9.1 Termination upon Expiration/Reduction in Number of Licenses
This Agreement commences on the Effective Date. The term will be as you elect during the subscription process or as otherwise mutually agreed upon in an Order Form, commencing on the date you agree to pay for the Product by completing the online subscription form, or on the start date of the Order Form. Upon the expiration of the Initial Term, this Agreement will automatically renew for successive renewal terms equal in duration to the Initial Term (or one year, if the Initial Term is greater than one year) at Riptide’s then current fees. Either party may terminate this Agreement or reduce the number of licenses, effective only upon the expiration of the then current License Term, by notifying the other party in writing at least five (30) business days prior to the date of the invoice for the following term.
10.1 Termination for Cause
Any breach of your payment obligations or unauthorized use of the Technology or Product will be deemed a material breach of this Agreement. In addition, Riptide may terminate a free account at any time in its sole discretion.
Disclaimer of warranties: you agree that riptide has made no express warranties to you regarding the software and that the software is being provided to you “as is” without warranty of any kind. Riptide disclaims all warranties with regard to the software, express or implied, including, without limitation, any implied warranties of fitness for a particular purpose, merchantability, merchantable quality, or noninfringement of third-party rights. Some states or jurisdictions do not allow the exclusion of implied warranties, so the above limitations may not apply to you.

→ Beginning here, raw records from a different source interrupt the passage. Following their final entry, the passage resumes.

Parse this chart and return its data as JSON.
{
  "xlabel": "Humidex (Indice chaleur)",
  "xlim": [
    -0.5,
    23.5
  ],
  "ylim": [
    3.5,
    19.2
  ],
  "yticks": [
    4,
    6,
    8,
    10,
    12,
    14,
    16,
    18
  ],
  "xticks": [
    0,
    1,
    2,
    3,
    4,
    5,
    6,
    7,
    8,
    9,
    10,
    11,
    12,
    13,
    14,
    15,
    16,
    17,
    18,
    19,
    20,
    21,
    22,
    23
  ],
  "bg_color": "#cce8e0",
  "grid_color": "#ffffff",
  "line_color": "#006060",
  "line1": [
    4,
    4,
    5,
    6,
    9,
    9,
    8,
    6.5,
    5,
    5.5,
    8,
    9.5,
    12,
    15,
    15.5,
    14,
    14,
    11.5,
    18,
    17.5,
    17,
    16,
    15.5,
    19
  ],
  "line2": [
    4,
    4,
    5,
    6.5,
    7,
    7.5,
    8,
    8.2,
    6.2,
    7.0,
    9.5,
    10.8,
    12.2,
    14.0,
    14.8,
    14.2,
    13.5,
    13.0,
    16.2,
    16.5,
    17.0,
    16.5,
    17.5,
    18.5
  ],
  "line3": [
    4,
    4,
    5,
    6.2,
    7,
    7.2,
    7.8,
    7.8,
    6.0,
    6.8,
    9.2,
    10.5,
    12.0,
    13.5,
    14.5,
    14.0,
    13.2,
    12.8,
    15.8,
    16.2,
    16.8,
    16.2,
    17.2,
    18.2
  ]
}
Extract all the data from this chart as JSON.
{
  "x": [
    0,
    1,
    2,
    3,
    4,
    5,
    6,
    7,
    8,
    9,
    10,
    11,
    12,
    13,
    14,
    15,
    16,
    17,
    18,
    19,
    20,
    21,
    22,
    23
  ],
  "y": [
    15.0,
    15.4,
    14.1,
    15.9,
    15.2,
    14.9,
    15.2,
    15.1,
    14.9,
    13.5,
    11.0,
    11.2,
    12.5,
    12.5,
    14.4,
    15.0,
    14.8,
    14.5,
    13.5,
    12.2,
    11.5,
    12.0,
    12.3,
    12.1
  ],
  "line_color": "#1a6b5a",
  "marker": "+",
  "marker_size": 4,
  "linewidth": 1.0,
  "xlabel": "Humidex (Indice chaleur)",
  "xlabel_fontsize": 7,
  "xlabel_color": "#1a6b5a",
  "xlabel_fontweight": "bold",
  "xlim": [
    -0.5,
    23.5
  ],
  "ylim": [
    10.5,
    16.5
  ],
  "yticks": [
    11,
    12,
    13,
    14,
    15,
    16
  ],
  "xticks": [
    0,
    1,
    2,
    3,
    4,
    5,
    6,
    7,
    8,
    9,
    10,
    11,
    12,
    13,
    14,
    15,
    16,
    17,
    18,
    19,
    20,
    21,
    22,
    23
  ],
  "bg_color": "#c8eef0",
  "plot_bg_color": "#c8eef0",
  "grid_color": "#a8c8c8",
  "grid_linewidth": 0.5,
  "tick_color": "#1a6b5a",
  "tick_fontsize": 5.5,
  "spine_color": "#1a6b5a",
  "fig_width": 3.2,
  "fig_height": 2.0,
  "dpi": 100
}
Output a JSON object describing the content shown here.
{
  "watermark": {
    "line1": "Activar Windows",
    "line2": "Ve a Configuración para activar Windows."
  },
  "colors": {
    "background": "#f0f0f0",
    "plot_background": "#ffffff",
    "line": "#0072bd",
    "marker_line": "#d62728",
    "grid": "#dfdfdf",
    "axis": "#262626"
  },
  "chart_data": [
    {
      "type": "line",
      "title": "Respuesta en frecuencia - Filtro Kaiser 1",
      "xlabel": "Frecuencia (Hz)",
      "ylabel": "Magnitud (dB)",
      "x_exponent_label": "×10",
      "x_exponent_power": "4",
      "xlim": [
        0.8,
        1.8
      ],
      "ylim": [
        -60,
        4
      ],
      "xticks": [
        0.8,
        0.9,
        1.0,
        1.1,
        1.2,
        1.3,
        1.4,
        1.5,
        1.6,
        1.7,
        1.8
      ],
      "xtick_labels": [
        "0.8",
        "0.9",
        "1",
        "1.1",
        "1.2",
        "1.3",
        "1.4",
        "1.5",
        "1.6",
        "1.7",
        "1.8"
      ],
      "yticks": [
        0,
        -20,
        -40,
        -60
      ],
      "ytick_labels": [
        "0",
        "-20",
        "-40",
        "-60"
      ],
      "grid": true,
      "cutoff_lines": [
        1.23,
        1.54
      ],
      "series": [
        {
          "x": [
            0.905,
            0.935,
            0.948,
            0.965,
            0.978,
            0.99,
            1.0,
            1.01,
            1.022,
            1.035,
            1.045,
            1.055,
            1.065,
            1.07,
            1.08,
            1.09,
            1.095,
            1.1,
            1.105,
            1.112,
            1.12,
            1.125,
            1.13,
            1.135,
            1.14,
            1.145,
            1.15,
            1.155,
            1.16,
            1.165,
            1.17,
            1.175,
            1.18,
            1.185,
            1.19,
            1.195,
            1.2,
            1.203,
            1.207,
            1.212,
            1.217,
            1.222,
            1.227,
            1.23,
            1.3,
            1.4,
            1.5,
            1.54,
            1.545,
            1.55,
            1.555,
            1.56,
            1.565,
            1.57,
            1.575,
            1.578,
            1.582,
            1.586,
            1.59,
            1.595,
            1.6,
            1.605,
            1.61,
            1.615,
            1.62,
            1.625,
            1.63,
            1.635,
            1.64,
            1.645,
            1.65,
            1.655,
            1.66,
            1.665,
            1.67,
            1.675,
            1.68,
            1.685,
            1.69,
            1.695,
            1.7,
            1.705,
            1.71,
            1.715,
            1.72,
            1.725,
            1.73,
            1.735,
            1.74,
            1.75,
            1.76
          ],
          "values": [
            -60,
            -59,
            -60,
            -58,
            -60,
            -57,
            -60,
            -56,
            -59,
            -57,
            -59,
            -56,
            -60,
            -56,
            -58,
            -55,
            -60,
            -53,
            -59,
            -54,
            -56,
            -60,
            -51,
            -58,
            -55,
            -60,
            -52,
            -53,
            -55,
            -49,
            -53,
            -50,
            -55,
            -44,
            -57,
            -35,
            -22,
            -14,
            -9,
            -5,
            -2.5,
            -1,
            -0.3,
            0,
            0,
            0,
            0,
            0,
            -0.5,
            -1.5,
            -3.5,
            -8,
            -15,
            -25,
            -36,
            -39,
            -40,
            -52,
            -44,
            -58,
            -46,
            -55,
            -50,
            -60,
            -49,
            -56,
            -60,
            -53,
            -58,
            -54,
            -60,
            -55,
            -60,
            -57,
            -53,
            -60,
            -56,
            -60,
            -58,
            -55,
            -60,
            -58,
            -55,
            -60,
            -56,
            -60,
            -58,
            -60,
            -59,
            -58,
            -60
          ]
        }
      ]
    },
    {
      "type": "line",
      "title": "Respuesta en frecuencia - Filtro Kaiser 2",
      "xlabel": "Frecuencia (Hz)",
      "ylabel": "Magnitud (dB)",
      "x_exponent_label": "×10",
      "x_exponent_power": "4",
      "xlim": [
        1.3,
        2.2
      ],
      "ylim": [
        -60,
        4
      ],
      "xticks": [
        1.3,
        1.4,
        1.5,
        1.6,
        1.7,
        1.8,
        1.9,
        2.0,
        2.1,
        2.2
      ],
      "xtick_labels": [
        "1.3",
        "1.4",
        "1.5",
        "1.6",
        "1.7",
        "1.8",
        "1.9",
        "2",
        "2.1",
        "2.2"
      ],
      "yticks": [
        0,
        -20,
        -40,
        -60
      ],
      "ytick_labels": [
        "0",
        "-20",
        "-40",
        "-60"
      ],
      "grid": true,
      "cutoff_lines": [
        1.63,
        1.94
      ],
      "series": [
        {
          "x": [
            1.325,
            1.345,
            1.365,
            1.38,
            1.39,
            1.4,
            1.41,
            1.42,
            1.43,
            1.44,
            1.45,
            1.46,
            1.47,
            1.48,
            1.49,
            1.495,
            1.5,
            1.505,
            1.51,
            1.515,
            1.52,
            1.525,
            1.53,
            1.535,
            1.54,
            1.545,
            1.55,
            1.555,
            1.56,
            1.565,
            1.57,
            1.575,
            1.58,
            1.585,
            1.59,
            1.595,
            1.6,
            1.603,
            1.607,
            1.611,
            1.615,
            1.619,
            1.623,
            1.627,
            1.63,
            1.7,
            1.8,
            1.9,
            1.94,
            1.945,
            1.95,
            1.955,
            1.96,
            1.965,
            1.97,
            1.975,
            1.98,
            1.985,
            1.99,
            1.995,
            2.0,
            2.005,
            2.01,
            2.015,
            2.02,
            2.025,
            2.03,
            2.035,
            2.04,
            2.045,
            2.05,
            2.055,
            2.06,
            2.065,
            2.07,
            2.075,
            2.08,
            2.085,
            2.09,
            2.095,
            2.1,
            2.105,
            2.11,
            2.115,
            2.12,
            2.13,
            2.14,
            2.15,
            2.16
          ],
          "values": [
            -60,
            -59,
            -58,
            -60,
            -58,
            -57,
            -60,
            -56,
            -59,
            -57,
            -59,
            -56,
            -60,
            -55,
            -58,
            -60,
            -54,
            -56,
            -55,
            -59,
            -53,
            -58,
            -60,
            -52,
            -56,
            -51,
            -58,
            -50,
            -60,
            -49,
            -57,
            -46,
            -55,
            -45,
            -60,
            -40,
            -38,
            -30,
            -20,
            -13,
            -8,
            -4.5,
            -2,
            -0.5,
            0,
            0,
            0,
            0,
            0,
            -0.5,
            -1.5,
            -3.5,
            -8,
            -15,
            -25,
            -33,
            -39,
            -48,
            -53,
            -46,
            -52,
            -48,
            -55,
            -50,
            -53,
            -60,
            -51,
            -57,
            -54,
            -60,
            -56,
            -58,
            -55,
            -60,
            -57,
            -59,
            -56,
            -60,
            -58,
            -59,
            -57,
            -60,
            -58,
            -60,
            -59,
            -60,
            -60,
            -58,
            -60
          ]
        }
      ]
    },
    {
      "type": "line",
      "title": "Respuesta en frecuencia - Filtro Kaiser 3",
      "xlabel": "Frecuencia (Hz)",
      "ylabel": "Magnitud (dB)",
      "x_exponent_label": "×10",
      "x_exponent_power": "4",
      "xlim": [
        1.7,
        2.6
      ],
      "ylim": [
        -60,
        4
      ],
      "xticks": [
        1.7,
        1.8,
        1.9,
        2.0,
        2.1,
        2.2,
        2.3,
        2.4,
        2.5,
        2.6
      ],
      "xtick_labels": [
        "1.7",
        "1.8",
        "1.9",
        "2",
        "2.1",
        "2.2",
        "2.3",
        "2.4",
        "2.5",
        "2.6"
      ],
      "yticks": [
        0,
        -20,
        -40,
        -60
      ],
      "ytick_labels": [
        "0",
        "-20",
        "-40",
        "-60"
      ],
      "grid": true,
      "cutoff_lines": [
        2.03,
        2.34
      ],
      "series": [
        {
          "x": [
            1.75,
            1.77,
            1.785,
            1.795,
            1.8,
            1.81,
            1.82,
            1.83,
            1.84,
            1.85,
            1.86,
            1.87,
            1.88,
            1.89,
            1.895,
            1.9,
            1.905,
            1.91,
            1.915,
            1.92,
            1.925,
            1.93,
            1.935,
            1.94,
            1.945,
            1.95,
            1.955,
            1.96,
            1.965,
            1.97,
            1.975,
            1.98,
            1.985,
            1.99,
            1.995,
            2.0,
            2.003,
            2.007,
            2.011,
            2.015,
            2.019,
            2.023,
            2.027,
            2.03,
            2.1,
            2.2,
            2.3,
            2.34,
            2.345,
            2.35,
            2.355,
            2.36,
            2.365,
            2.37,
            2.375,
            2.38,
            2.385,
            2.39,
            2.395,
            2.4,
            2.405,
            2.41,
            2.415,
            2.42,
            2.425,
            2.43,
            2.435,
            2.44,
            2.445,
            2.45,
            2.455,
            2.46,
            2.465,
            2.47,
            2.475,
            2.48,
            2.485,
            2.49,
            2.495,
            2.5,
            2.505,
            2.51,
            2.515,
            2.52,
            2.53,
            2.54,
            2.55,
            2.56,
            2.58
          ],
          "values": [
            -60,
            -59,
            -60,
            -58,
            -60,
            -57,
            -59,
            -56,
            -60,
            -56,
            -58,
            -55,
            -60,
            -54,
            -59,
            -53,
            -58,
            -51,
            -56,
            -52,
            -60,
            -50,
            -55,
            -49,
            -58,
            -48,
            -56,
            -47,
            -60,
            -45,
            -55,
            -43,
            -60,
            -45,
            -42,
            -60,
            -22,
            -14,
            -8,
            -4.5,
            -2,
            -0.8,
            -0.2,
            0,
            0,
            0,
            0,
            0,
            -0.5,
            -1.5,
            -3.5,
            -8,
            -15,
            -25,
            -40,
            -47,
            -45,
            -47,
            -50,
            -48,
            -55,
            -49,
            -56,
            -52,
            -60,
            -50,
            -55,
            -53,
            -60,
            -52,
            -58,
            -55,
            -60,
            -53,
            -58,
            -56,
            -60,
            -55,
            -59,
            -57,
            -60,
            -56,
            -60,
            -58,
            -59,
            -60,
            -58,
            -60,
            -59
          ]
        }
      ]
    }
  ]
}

Limit of liability: in no event will riptide be liable to you for any loss of use, interruption of business, or any direct, indirect, special, incidental, or consequential damages of any kind (including lost profits) regardless of the form of action whether in contract, tort (including negligence), strict product liability or otherwise, even if riptide has been advised of the possibility of such damages. Some states or jurisdictions do not allow the exclusion or limitation of incidental or consequential damages, so the above limitation or exclusion may not apply to you.